The book helped me understand better, though by no means fully, how mercantilism worked and evolved. The decades between 1720 and 1740 were a turning point, as a previously gentler mercantilism gave way to a "comprehensive, industrial mercantilism." Across the board, countries banned the export of raw materials and the import of finished products from other powers, with the intent to build up their own industries. Why, exactly, this change occurred now was unclear to me. Israel mentions intensified competition, but what was responsible for this? After all, competition had appeared to be quite fierce earlier - between Spain and the North Netherland; Spain and England; England and the Dutch Republic; the Dutch Republic and Denmark; the Dutch Republic and Sweden; France under Louis XIV and many countries. What was new in the early 18th century - was it a significantly strengthened England/Britain after 1688? Newly ambitious powers, like Prussia under Friedrich Wilhelm I and Russia under Peter? Greater state capacity in many places? Questions for another day.... Reading this book makes me all the more eager to read more about the Dutch and the early modern period. Stay tuned.
Thursday, April 2, 2026
T.S. Eliot, The Waste Land and Other Poems (1930)
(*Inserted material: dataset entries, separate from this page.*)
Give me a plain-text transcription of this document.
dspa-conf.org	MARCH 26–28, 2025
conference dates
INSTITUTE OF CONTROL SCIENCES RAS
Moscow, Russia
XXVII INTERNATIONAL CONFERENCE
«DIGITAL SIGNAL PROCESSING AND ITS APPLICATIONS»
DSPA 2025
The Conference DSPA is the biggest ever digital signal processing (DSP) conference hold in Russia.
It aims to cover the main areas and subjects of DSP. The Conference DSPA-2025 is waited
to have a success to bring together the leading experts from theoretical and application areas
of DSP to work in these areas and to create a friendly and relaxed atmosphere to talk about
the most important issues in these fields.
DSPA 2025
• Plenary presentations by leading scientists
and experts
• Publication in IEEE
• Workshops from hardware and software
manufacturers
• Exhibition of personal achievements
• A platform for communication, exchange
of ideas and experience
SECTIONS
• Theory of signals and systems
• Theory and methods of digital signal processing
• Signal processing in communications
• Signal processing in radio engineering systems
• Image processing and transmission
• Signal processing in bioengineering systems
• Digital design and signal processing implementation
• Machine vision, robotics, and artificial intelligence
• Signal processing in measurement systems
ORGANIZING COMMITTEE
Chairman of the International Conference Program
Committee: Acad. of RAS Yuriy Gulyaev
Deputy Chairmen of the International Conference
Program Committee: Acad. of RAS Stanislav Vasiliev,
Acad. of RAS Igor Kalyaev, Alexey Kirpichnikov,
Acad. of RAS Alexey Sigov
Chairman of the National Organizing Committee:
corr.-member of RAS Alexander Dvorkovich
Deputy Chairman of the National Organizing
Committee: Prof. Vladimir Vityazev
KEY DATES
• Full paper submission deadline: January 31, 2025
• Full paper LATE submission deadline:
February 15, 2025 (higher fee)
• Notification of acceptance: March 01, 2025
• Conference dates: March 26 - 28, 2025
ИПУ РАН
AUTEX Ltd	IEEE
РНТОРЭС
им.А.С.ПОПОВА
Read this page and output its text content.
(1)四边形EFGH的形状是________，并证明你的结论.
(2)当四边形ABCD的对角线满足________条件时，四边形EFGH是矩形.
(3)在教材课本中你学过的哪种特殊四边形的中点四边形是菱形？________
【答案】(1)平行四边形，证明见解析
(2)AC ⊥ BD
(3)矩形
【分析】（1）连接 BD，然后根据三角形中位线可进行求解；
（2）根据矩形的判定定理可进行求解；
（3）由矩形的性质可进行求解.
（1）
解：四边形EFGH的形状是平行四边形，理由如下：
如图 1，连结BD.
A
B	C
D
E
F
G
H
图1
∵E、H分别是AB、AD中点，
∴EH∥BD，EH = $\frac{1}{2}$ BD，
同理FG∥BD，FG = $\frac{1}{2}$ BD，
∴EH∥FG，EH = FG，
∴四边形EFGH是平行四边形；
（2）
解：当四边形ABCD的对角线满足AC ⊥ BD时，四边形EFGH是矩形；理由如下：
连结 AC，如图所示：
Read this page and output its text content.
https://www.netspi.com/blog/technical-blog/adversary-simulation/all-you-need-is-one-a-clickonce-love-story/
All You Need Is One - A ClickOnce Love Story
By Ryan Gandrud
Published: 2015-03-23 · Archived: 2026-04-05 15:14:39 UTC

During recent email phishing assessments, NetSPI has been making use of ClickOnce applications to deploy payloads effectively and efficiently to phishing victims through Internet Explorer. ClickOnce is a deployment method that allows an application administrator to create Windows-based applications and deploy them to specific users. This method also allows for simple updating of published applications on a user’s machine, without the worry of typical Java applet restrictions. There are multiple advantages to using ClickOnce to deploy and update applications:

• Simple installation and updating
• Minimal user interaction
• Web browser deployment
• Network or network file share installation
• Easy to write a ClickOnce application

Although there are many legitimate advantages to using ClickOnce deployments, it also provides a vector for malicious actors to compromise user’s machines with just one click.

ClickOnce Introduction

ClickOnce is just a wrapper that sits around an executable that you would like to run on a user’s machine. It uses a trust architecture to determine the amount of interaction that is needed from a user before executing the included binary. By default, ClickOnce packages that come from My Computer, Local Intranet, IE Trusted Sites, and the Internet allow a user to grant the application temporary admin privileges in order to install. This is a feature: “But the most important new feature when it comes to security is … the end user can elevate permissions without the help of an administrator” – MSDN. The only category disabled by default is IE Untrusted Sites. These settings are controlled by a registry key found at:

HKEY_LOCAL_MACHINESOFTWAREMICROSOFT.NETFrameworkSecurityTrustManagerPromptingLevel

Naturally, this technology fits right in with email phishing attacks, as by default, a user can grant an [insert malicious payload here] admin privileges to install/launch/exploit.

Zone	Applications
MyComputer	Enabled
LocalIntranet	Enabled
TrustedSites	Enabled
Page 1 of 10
A departure for me, yes. A welcome one. I'd periodically come across comments referring to Eliot's towering influence in mid-century American high culture. I wanted to know more. So my colleague and friend Ezra Nielsen lent me this slim volume. I loved it. I admit I know nothing about how to read poetry. It was a chastening experience to feel lost at sea. But Ezra gave me some tips about the content - the sense of brokenness of the world (my words, not his) - and recommended I read the poems out loud and relish the words. Which I did. I plan to read them several times more.